I shrugged. I had no idea. This was new territory for me. He reached out and ran his fingers through my hair, and I couldn't help but lean into his touch, placing my hands on his calf. The gentle pull of his movements had me so relaxed I closed my eyes. I heard him shift in my direction a moment before our lips met. Softly, gently like before, he brushed his lips across mine. But I knew the other half of this kiss, and I wanted to force the pendulum to swing in that direction faster. I put my palms on his cheeks and pulled him closer to me, opening my mouth to his serious skills. I copied his movements, and his hands gripped my hips in a desperate way.
He pulled back a little to move his leg to the floor, and between kisses, he scooted away from the steering wheel. When his arm went around my waist and tugged, I didn't know what he was doing.
"I want you closer," he said breathlessly as he guided my leg over his lap.

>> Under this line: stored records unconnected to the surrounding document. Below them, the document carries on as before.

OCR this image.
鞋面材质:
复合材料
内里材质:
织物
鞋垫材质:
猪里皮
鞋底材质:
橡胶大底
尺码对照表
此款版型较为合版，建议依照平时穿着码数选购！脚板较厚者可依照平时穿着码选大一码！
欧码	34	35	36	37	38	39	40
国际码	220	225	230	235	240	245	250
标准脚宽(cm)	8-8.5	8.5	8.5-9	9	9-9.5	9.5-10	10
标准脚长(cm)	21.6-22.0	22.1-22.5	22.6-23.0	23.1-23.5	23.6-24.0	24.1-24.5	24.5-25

I wrapped my arms around his shoulders and glued my chest to his. He reclaimed my mouth and pulled my hips into his. The crazy intensity of making out with him was just—there weren't words. I'd seen making out on TV and in movies, but you just can't imagine it until you're with someone you can't keep your hands off of. When his fingers found the hem of my shirt and slid up the back, connecting with my skin, I couldn't help but arch back. It left my neck exposed to his mouth as he kissed and sucked a path along my neck and down to my collarbone.
I was
in some kind of incredible, but torturous haze until he started lifting my T-shirt. Alarms went off all over in my head, and that panicked feeling came back. I stayed very still, not sure what to do. I wanted him to keep going, but I was scared. He stopped kissing my neck and let his head fall against my shoulder. Slowly, deliberately, he readjusted my shirt and lifted his head. I didn't know if I should say something—maybe apologize or kiss him again.
He put his hands on my cheeks, holding my gaze to his. "I think we have the whole 'can't keep our hands off each other' part of that definition down real well."

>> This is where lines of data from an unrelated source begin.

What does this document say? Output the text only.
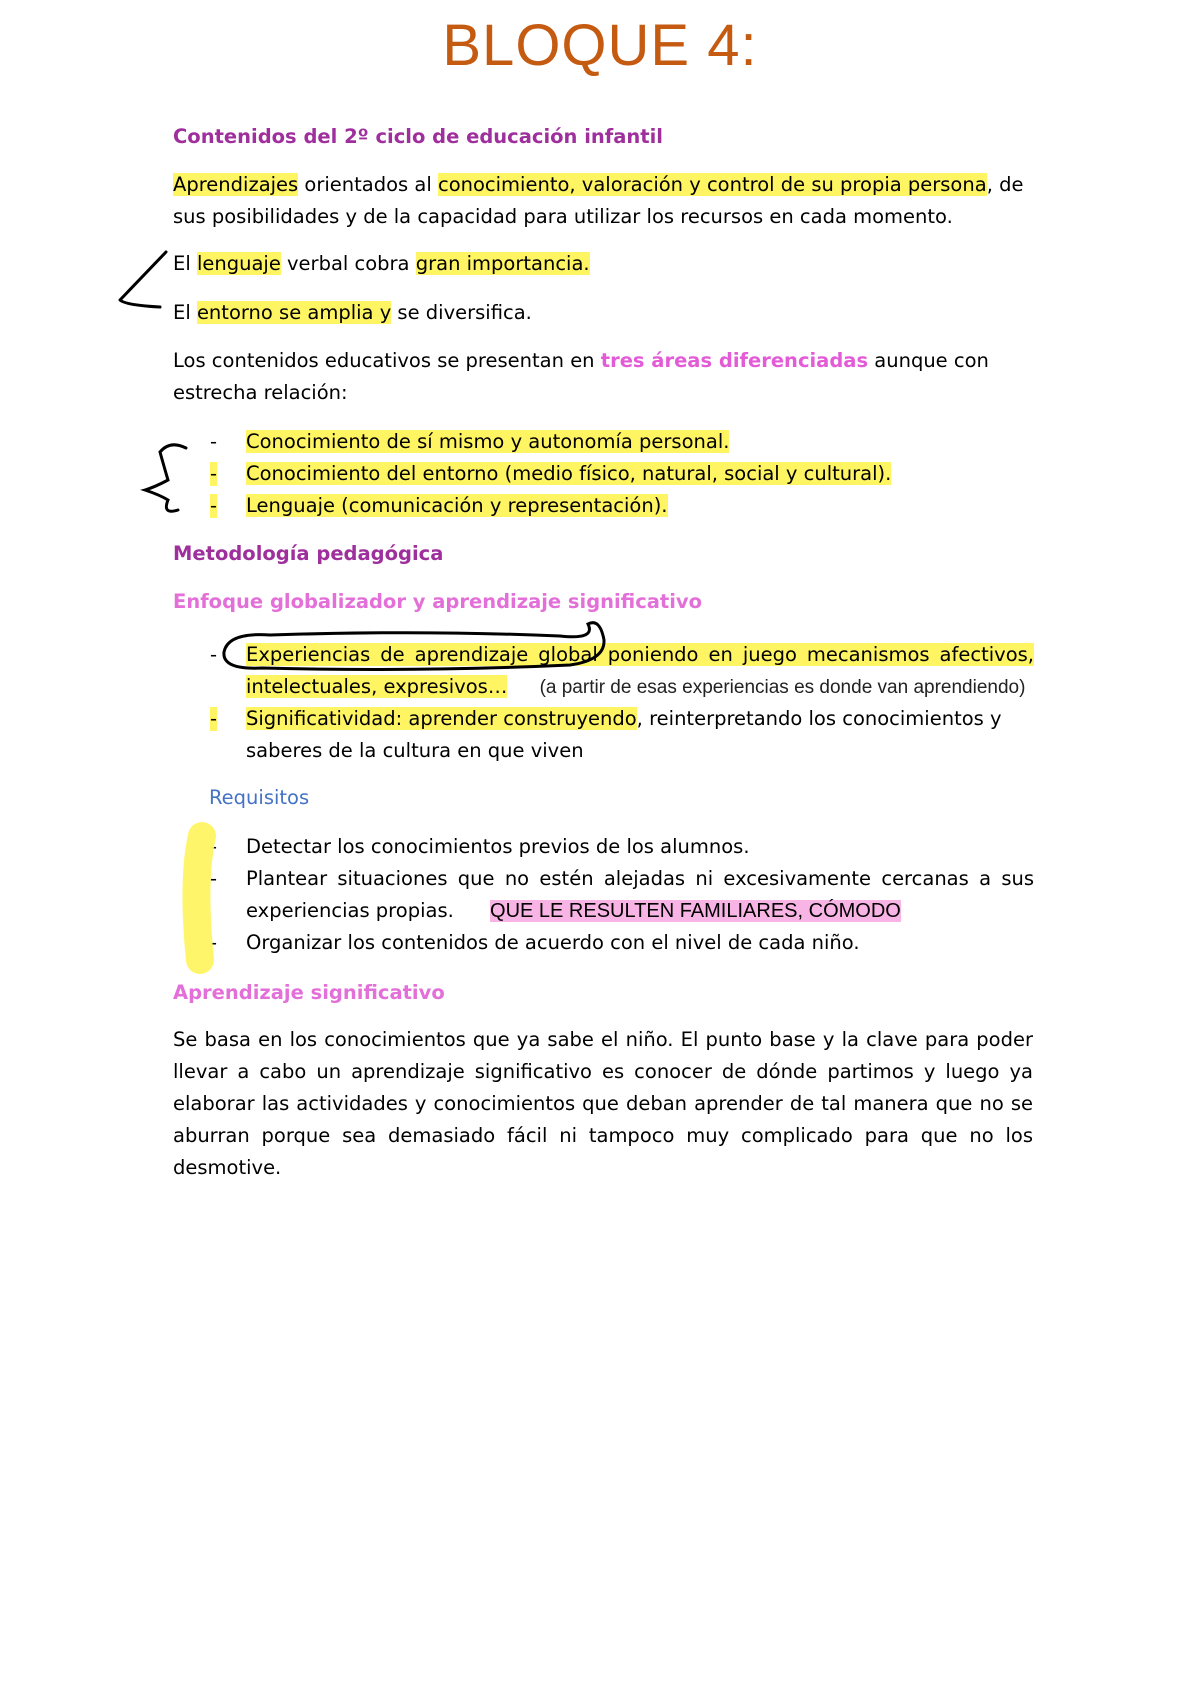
BLOQUE 4:
Contenidos del 2º ciclo de educación infantil
Aprendizajes orientados al conocimiento, valoración y control de su propia persona, de
sus posibilidades y de la capacidad para utilizar los recursos en cada momento.
El lenguaje verbal cobra gran importancia.
El entorno se amplia y se diversifica.
Los contenidos educativos se presentan en tres áreas diferenciadas aunque con
estrecha relación:
- Conocimiento de sí mismo y autonomía personal.
- Conocimiento del entorno (medio físico, natural, social y cultural).
- Lenguaje (comunicación y representación).
Metodología pedagógica
Enfoque globalizador y aprendizaje significativo
- Experiencias de aprendizaje global poniendo en juego mecanismos afectivos,
intelectuales, expresivos… (a partir de esas experiencias es donde van aprendiendo)
- Significatividad: aprender construyendo, reinterpretando los conocimientos y
saberes de la cultura en que viven
Requisitos
- Detectar los conocimientos previos de los alumnos.
- Plantear situaciones que no estén alejadas ni excesivamente cercanas a sus
experiencias propias. QUE LE RESULTEN FAMILIARES, CÓMODO
- Organizar los contenidos de acuerdo con el nivel de cada niño.
Aprendizaje significativo
Se basa en los conocimientos que ya sabe el niño. El punto base y la clave para poder
llevar a cabo un aprendizaje significativo es conocer de dónde partimos y luego ya
elaborar las actividades y conocimientos que deban aprender de tal manera que no se
aburran porque sea demasiado fácil ni tampoco muy complicado para que no los
desmotive.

His smile made me smile, and he pulled me into a tight hug, shaking his head. We stayed like that for several minutes, resting our heads on each other's shoulders. He ran his fingers through my hair, and I focused on making my erratic breaths match his even ones.
Being in his arms made me feel safe and cared for. He could have pushed me to sleep with him. He could have tried to get me drunk. He could have ditched me when I freaked out on him. He didn't, though. He was still with me even though he was obviously used to getting a little, uh, more out of a date.
"As much as I'd love to have you fall asleep in my arms, I don't think your dad would be too happy with finding us out here like this."
I sat up and stretched my arms, yawning. "He doesn't care what I do. No one does, really."
His hand caressed my cheek again. "I care what you do, sunshine."
I closed my eyes and leaned my head into his hand.
"You look so tired, sweetheart. Come on." He patted my butt, making me smile. "I'll walk you to your door."
At my door, he kissed me on my forehead and said good night. I fell asleep thinking it was the best, most intense night of my life.
Sleep with Me
I didn't wake up until almost noon the next day. Dad just raised an eyebrow at me and continued working in the kitchen. I had to stare at him for a few minutes before I realized what he was doing.
"Are you cooking?" I asked in shock.
He laughed. "You don't need to sound so surprised. I can cook when I have time, but I'm just making burgers. That is, if you don't mind burgers for breakfast. Noon is the traditional time for lunch, you know."